Mais cette attitude de retrait a fini par être néfaste. Car en refusant de s

'engager dans des questions de société, et en laissant la place à ceux qui

déshonorent la discipline par des diagnostics foudroyants ou des propos

ridicules sur les transformations de la famille, les moeurs et les nouvelles

pratiques sexuelles, ils n'ont pas contribué à la nécessaire critique de

leur propre doctrine, préférant se disputer sur la scène publique dans des

querelles interminables. Après avoir, du moins en France, méprisé les

psychothérapeutes relationnels, issus d'ailleurs de leurs divans, les voilà

désormais confrontés eux-mêmes à ce qu'ils avaient cru pouvoir éviter.

Je souhaite que la nouvelle génération psychanalytique ne se trompe pas sur

la signification de ce Livre noir qui connaîtra le sort de tous les brûlots

de ce genre, au même titre que les Impostures intellectuelles de Sokal et

Bricmont ou que L'effroyable imposture de Thierry Meyssan.
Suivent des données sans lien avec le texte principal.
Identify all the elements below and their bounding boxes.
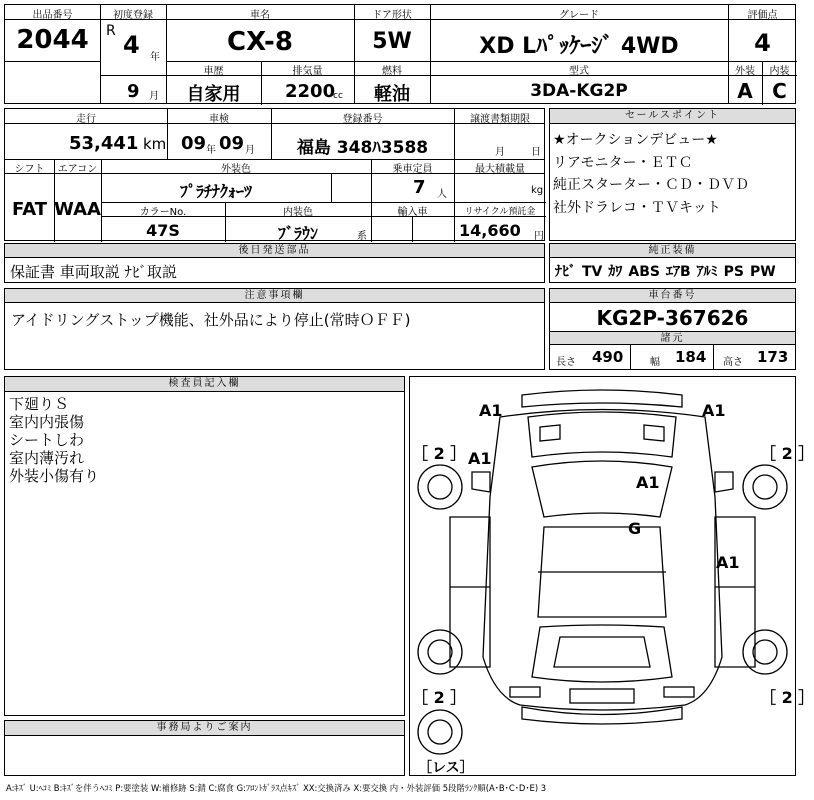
inspection-month: 09 (219, 133, 245, 154)
mark-right-door: A1 (716, 553, 740, 572)
int-color-label: 内装色 (283, 207, 313, 218)
color-no-label: カラーNo. (139, 207, 187, 218)
chassis-panel (549, 288, 796, 370)
shift-label: シフト (14, 164, 45, 175)
lot-number: 2044 (16, 25, 89, 55)
capacity-label: 乗車定員 (392, 164, 433, 175)
grade: XD Lﾊﾟｯｹｰｼﾞ 4WD (479, 34, 679, 59)
mark-glass: G (628, 519, 642, 538)
equipment-item: ｶﾜ (608, 264, 623, 280)
car-name: CX-8 (227, 27, 293, 57)
inspector-note: 下廻りＳ (9, 395, 70, 413)
reg-no: 福島 348ﾊ3588 (296, 138, 429, 158)
delivery-text: 保証書 車両取説 ﾅﾋﾞ取説 (10, 263, 178, 281)
mark-front-right: A1 (702, 401, 726, 420)
lot-label: 出品番号 (32, 10, 73, 21)
equipment-item: ABS (628, 264, 660, 280)
width: 184 (675, 348, 707, 366)
mileage: 53,441 (69, 133, 139, 154)
score: 4 (754, 29, 771, 57)
transfer-day: 日 (531, 147, 541, 158)
recycle-fee: 14,660 (459, 221, 521, 240)
notes-panel (4, 288, 545, 370)
ac-label: エアコン (57, 164, 98, 175)
grade-label: グレード (559, 10, 599, 21)
sales-point-item: ★オークションデビュー★ (553, 132, 718, 148)
width-label: 幅 (650, 357, 660, 368)
sales-point-item: 純正スターター・ＣＤ・ＤＶＤ (553, 177, 749, 193)
recycle-label: リサイクル預託金 (464, 207, 536, 217)
tire-rear-left: ［ 2 ］ (412, 688, 467, 707)
recycle-unit: 円 (534, 231, 544, 242)
inspector-note: シートしわ (9, 431, 85, 449)
door-type: 5W (372, 29, 412, 54)
int-label: 内装 (769, 66, 790, 77)
height-label: 高さ (723, 357, 743, 368)
fuel-label: 燃料 (382, 66, 402, 77)
ext-label: 外装 (735, 66, 755, 77)
sales-point-item: リアモニター・ＥＴＣ (553, 154, 693, 171)
km-unit: km (143, 135, 167, 153)
reg-month: 9 (127, 81, 140, 102)
dims-label: 諸元 (550, 331, 795, 345)
chassis-number: KG2P-367626 (596, 306, 749, 330)
load-unit: kg (531, 185, 544, 196)
equipment-item: TV (582, 264, 603, 280)
inspector-panel (4, 376, 405, 716)
spare-tire: ［レス］ (418, 760, 474, 776)
equipment-item: ｴｱB (665, 264, 691, 280)
capacity: 7 (413, 177, 426, 198)
car-name-label: 車名 (250, 10, 270, 21)
transfer-month: 月 (495, 147, 505, 158)
equipment-panel (549, 243, 796, 283)
reg-no-label: 登録番号 (342, 114, 383, 125)
color-no: 47S (146, 221, 180, 240)
ext-color: ﾌﾟﾗﾁﾅｸｫｰﾂ (179, 182, 252, 201)
chassis-label: 車台番号 (550, 289, 795, 303)
reg-year: 4 (123, 31, 140, 59)
int-color: ﾌﾞﾗｳﾝ (277, 224, 318, 243)
month-unit: 月 (149, 91, 159, 102)
equipment-item: PS (723, 264, 744, 280)
tire-front-left: ［ 2 ］ (412, 444, 467, 463)
equipment-item: PW (750, 264, 776, 280)
door-label: ドア形状 (372, 10, 412, 21)
tire-rear-right: ［ 2 ］ (760, 688, 814, 707)
int-color-unit: 系 (357, 231, 367, 242)
inspection-year: 09 (181, 133, 207, 154)
delivery-label: 後日発送部品 (5, 244, 544, 258)
year-unit: 年 (150, 52, 160, 63)
office-panel (4, 720, 405, 776)
history-label: 車歴 (203, 66, 224, 77)
mark-front-left: A1 (479, 401, 503, 420)
ext-grade: A (737, 79, 753, 103)
office-label: 事務局よりご案内 (5, 721, 404, 736)
score-label: 評価点 (747, 10, 778, 21)
sales-point-item: 社外ドラレコ・ＴＶキット (553, 199, 721, 216)
model-label: 型式 (569, 66, 589, 77)
inspector-note: 外装小傷有り (9, 467, 100, 485)
first-reg-label: 初度登録 (113, 10, 153, 21)
length: 490 (592, 348, 624, 366)
ac: WAA (54, 199, 101, 220)
equipment-label: 純正装備 (550, 244, 795, 258)
height: 173 (757, 348, 789, 366)
int-grade: C (772, 79, 787, 103)
cc-unit: cc (333, 91, 343, 101)
displacement-label: 排気量 (292, 66, 323, 77)
inspector-note: 室内内張傷 (9, 413, 85, 431)
shift: FAT (11, 199, 48, 220)
history: 自家用 (186, 84, 241, 105)
sales-points-label: セールスポイント (550, 109, 795, 124)
model: 3DA-KG2P (530, 81, 628, 101)
mileage-label: 走行 (76, 114, 96, 125)
inspection-year-unit: 年 (206, 145, 216, 156)
length-label: 長さ (556, 357, 576, 368)
inspector-note: 室内薄汚れ (9, 449, 85, 467)
fuel: 軽油 (374, 84, 410, 105)
sales-points-panel (549, 108, 796, 241)
mark-left-fender: A1 (468, 449, 492, 468)
specs-panel (4, 108, 545, 241)
notes-text: アイドリングストップ機能、社外品により停止(常時ＯＦＦ) (11, 311, 411, 329)
mark-roof: A1 (636, 473, 660, 492)
inspector-label: 検査員記入欄 (5, 377, 404, 392)
header-panel (4, 4, 796, 104)
equipment-item: ｱﾙﾐ (696, 264, 718, 280)
import-label: 輸入車 (397, 207, 428, 218)
damage-diagram (409, 376, 814, 776)
transfer-label: 譲渡書類期限 (470, 114, 530, 125)
legend: A:ｷｽﾞ U:ﾍｺﾐ B:ｷｽﾞを伴うﾍｺﾐ P:要塗装 W:補修跡 S:錆 C:腐食 G:ﾌﾛﾝﾄｶﾞﾗｽ点ｷｽﾞ XX:交換済み X:要交換 内・外装評価 5段階ﾗﾝｸ順(A･B･C･D･E) 3 (6, 783, 547, 793)
tire-front-right: ［ 2 ］ (760, 444, 814, 463)
capacity-unit: 人 (437, 189, 447, 200)
displacement: 2200 (285, 81, 336, 102)
ext-color-label: 外装色 (221, 164, 251, 175)
inspection-month-unit: 月 (245, 145, 255, 156)
delivery-panel (4, 243, 545, 283)
era: R (106, 23, 116, 39)
equipment-item: ﾅﾋﾞ (555, 264, 576, 280)
notes-label: 注意事項欄 (5, 289, 544, 303)
load-label: 最大積載量 (475, 164, 525, 175)
inspection-label: 車検 (209, 114, 229, 125)
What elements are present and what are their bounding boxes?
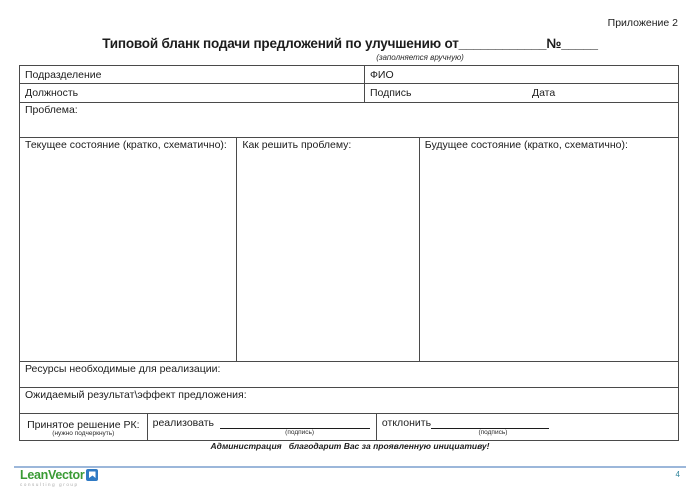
signature-label: Подпись (369, 87, 412, 99)
row-decision (20, 414, 678, 440)
current-state-cell (20, 138, 237, 361)
resources-cell (20, 362, 678, 387)
signature-date-cell (365, 84, 678, 102)
suggestion-form-table (19, 65, 679, 441)
reject-cell (377, 414, 678, 440)
row-resources (20, 362, 678, 388)
date-label: Дата (531, 87, 556, 99)
future-state-label: Будущее состояние (кратко, схематично): (424, 139, 628, 151)
fio-label: ФИО (369, 68, 394, 81)
appendix-label: Приложение 2 (607, 17, 678, 29)
position-label: Должность (25, 87, 79, 99)
position-cell (20, 84, 365, 102)
decision-cell (20, 414, 148, 440)
resources-label: Ресурсы необходимые для реализации: (25, 363, 221, 375)
row-expected-result (20, 388, 678, 414)
form-title: Типовой бланк подачи предложений по улучшению от____________№_____ (102, 36, 598, 51)
row-states (20, 138, 678, 362)
row-problem (20, 103, 678, 138)
how-to-solve-label: Как решить проблему: (242, 139, 352, 151)
expected-result-label: Ожидаемый результат\эффект предложения: (25, 389, 247, 401)
leanvector-logo (20, 469, 98, 487)
implement-signature-note: (подпись) (285, 429, 315, 436)
expected-result-cell (20, 388, 678, 413)
problem-cell (20, 103, 678, 137)
footer-rule (14, 466, 686, 468)
logo-flag-icon (86, 469, 98, 481)
fio-cell (365, 66, 678, 83)
department-label: Подразделение (25, 68, 102, 81)
row-department-fio (20, 66, 678, 84)
thanks-line: Администрация благодарит Вас за проявленную инициативу! (210, 441, 490, 451)
form-subtitle: (заполняется вручную) (376, 53, 464, 62)
reject-signature-line (431, 419, 549, 429)
decision-note: (нужно подчеркнуть) (52, 429, 115, 437)
implement-label: реализовать (152, 417, 215, 429)
reject-signature-note: (подпись) (478, 429, 508, 436)
implement-cell (148, 414, 377, 440)
row-position-signature (20, 84, 678, 103)
how-to-solve-cell (237, 138, 419, 361)
logo-tagline: consulting group (20, 481, 79, 487)
problem-label: Проблема: (25, 104, 78, 116)
decision-label: Принятое решение РК: (27, 418, 140, 431)
current-state-label: Текущее состояние (кратко, схематично): (25, 139, 227, 151)
department-cell (20, 66, 365, 83)
implement-signature-line (220, 419, 370, 429)
page-number: 4 (675, 470, 680, 479)
reject-label: отклонить (381, 417, 432, 429)
future-state-cell (420, 138, 678, 361)
logo-text: LeanVector (20, 468, 85, 482)
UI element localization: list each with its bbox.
Mais quoiqu'il en

soit, et compte tenu de l'impact qu'il aura sur l'opinion publique, et

notamment sur les patients en souffrance, il nuira à l'ensemble de la

communauté psychanalytique, si celle-ci persévère à méconnaître les

querelles historiographiques et les débats de société qui se sont

développés, dans le monde entier, depuis vingt ans et qui, d'ailleurs, ne

touchent pas seulement leur discipline.

En effet, l'idéologie de la révision systématique est l'un des éléments

majeurs de cette pulsion évaluatrice généralisée qui a envahi les sociétés

libérales et qui réduit l'homme à une chose et le sujet à une marchandise,

tout en prétendant obéir aux principes d'un nouvel humanisme scientifique.